Hikayat Ibu Kandung Rasulullah, Aminah binti Wahb (2)
IHRAM.CO.ID, JAKARTA -- Namun, rupanya kesederhanaan itu belum mampu disadari sepenuhnya oleh Siti Aminah. Tak sadar jika dirinya juga berdiri di antara bukit Shafa dan Marwah.
Tak sadar jika dirinya adalah wanita paling mulia yang menginjakkan kedua kakinya di atas butiran-butiran pasir yang pernah diinjak oleh seorang wanita mulia pada zamannya. Darinya akan terlahir cahaya Makkah yang kemudian memancar ke seantero muka bumi.
Bersama teman sebayanya, Siti Aminah kecil juga kerap menghabiskan waktunya untuk masuk ke Baitul Haram, melihat ma qam Ibrahim a.s. dan sumur Zamzam. Ia pergi bersama teman teman kecilnya ke sumur itu dan meminum airnya. Setelah itu, Siti Aminah kecil kembali ke Baitul Haram untuk bertawaf bersama para tha'ifin.

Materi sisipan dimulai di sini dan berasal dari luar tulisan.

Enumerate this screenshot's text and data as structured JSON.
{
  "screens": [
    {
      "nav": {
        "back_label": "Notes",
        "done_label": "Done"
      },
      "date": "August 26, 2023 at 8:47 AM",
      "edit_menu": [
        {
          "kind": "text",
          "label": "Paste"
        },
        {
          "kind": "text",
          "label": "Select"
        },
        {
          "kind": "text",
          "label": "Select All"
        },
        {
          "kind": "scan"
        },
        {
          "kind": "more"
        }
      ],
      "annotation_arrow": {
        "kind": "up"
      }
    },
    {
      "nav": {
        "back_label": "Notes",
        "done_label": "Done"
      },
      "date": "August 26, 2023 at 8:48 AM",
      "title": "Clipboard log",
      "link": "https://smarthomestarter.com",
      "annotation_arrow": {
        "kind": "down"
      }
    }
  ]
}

Kala itu, berhala-berhala masih tegak berdiri di dalam dan di sekitaran Ka'bah. Tak sedikit para penyembah berhala yang mengatakan perbuatan nista mereka itu bertujuan mendekatkan diri kepada Allah.
Sementara Siti Aminah hanya bisa menyaksikan dengan penuh keraguan. Kendati demikian, dirinya tahu kakeknya Abu Kabasyah hanya bisa membiarkan, namun mengingkari berhala berhala tersebut.
Tak sungkan ia mengejek bahwa menyembah berhala tak bisa memberi manfaat atau pun madarat. Walau demikian, Siti Aminah tahu dari keluarganya bahwa Abu Kabasyah juga menyeru untuk menyembah bintang al Sya'ri sebagaimana tradisi menyembah bintang-bintang yang biasa ditempuh masyarakat Arab kala itu.
Waktu terus berlalu. Aminah binti Wahb kian dewasa. Apa yang tergambar dalam benaknya kian banyak. Sering sekali ia mendengar kabar dari para rahib dan juru ramal akan ada seorang nabi di tengah umat ini.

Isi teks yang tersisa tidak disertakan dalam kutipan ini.